Oswal 61 Sample Question Papers ICSE Class 10 Physics Solutions

Section-A

Answer 1.

(i) (c) 1 gf × cm = 980 dyne cm

(ii) (c) Turning the toothed wheel of a bicycle

(iii) (c) 1.25 × 10⁸ ms^–1

(iv) (a) Displacement and force are in same direction

(v) (d) Work done by both of them is different

(vi) (d) Both (a) and (c)

Explanation :

In damped vibration the amplitude reduces with time due to some external resistive force. Thus it is both forced and damped vibration.

(vii) (c) D

Explanation :

The vibrations produced in pendulum A will act as forced vibration to other pendulums through the rubber string XY. The pendulums B and C will remain in the state of forced vibrations while the pendulum D will come in the state of resonance. Because the natural frequency of pendulum D is equal to that of pendulum A (both pendulums A and D have the same length), energy will only be exchanged between the pendulums A and D. As a result, resonance will occur in pendulum D only.

(viii) (d) It is possible only if the truck’s running velocity is such that vibration frequency of some parts matches with the natural frequency of the piston.

Explanation :

Resonance will occur only if the truck’s running velocity is such that vibration frequency of some parts matches with the natural frequency of the piston.

(ix) (b) Trend C

Explanation :

Whether the resistances are connected in series or parallel. It will be a straight line. So trend C will not appear.

(x) (c) 10^–15 to 10^–14 m

Explanation :

The nucleus of an atom can be found at the centre of an atom whose size is of the order of 10^–15 to 10^–14 m and it consists of protons and neutrons where both proton and neutron are charged particles.

(xi) (c) Bulb C

Explanation :

As bulbs are in parallel connection, the only thing that will determine accessible current is resistances of the bulb. As bulb C has highest resistance, it will carry less current.

(xii) (a) 1:9

Explanation :

Heat produced, (H) = I²Rt. Here R and t are constant. Thus, H_X/H_Y = (I_X/I_Y)² = 1/9. Thus the ratio of heat produced (H_X:H_Y) = 1:9.

(xiii) (b) Light energy and heat energy

Explanation :

In electric lamp, electrical energy gets converted into light energy and heat energy. The bulb is heated, as a result of this heat energy.
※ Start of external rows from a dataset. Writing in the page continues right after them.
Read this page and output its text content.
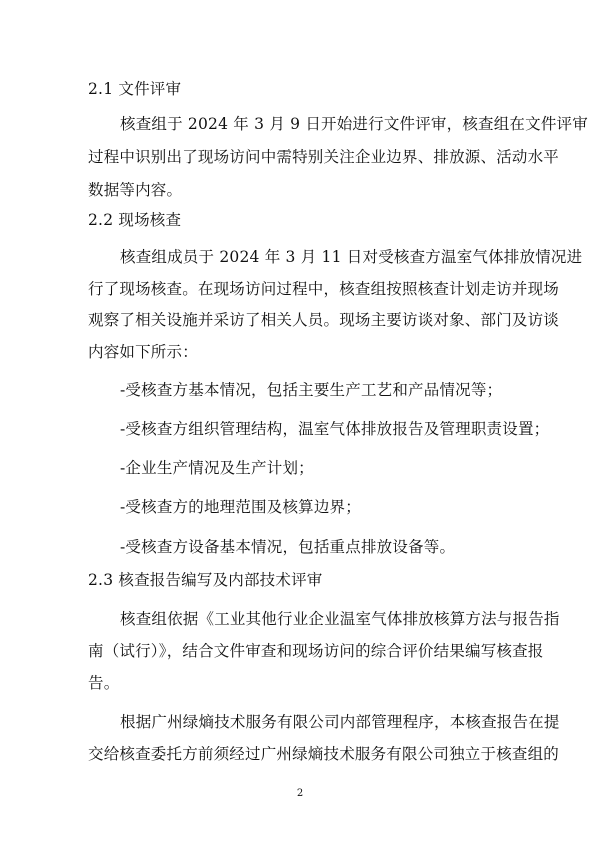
2.1 文件评审
核查组于 2024 年 3 月 9 日开始进行文件评审，核查组在文件评审
过程中识别出了现场访问中需特别关注企业边界、排放源、活动水平
数据等内容。
2.2 现场核查
核查组成员于 2024 年 3 月 11 日对受核查方温室气体排放情况进
行了现场核查。在现场访问过程中，核查组按照核查计划走访并现场
观察了相关设施并采访了相关人员。现场主要访谈对象、部门及访谈
内容如下所示：
-受核查方基本情况，包括主要生产工艺和产品情况等；
-受核查方组织管理结构，温室气体排放报告及管理职责设置；
-企业生产情况及生产计划；
-受核查方的地理范围及核算边界；
-受核查方设备基本情况，包括重点排放设备等。
2.3 核查报告编写及内部技术评审
核查组依据《工业其他行业企业温室气体排放核算方法与报告指
南（试行）》，结合文件审查和现场访问的综合评价结果编写核查报
告。
根据广州绿熵技术服务有限公司内部管理程序，本核查报告在提
交给核查委托方前须经过广州绿熵技术服务有限公司独立于核查组的
2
(xiv) (c) Combination of neutrons and protons.

Explanation :

The nucleons are the major constituents of the nucleus, which are protons and neutrons. The total number of nucleons in the nucleus is referred to as the element’s mass number, and it is represented by the letter A.

(xv) (b) Concentric circle

Explanation :

Magnetic field lines around a straight current carrying conductor are in the form of concentric circle.

Answer 2.

(i) Given : V = 30000 litre = 30 m³, m = Vρ = 30 × 10³ kg, h = 45 m, t = 10 min. = 600 s, g = 9.8 ms^–2

Work done by machine, W = mgh = (30 × 10³) × 9.8 × 45

= 1.323 × 10⁷ J

Power= W/t =1.323×10⁷/600

= 2.205 × 10⁴ W.

(ii) (a) One kilowatt hour is defined as the amount of electric energy consumed in an electrical circuit when an electric appliance of power 1 kW works for an hour.

1 kWh = 1000 W × 3600 s

= 1000 Js^–1 × 3600 s

= 36 × 10⁵ J = 3.6 × 10⁶ J

(b) When a force F is applied at an angle θ to the direction of displacement s, then work done is given by

W = Fs cos θ

(iii) (a) The completed ray diagram is shown below :

(b) The lens LL′ is convex.

(c) Simple microscope.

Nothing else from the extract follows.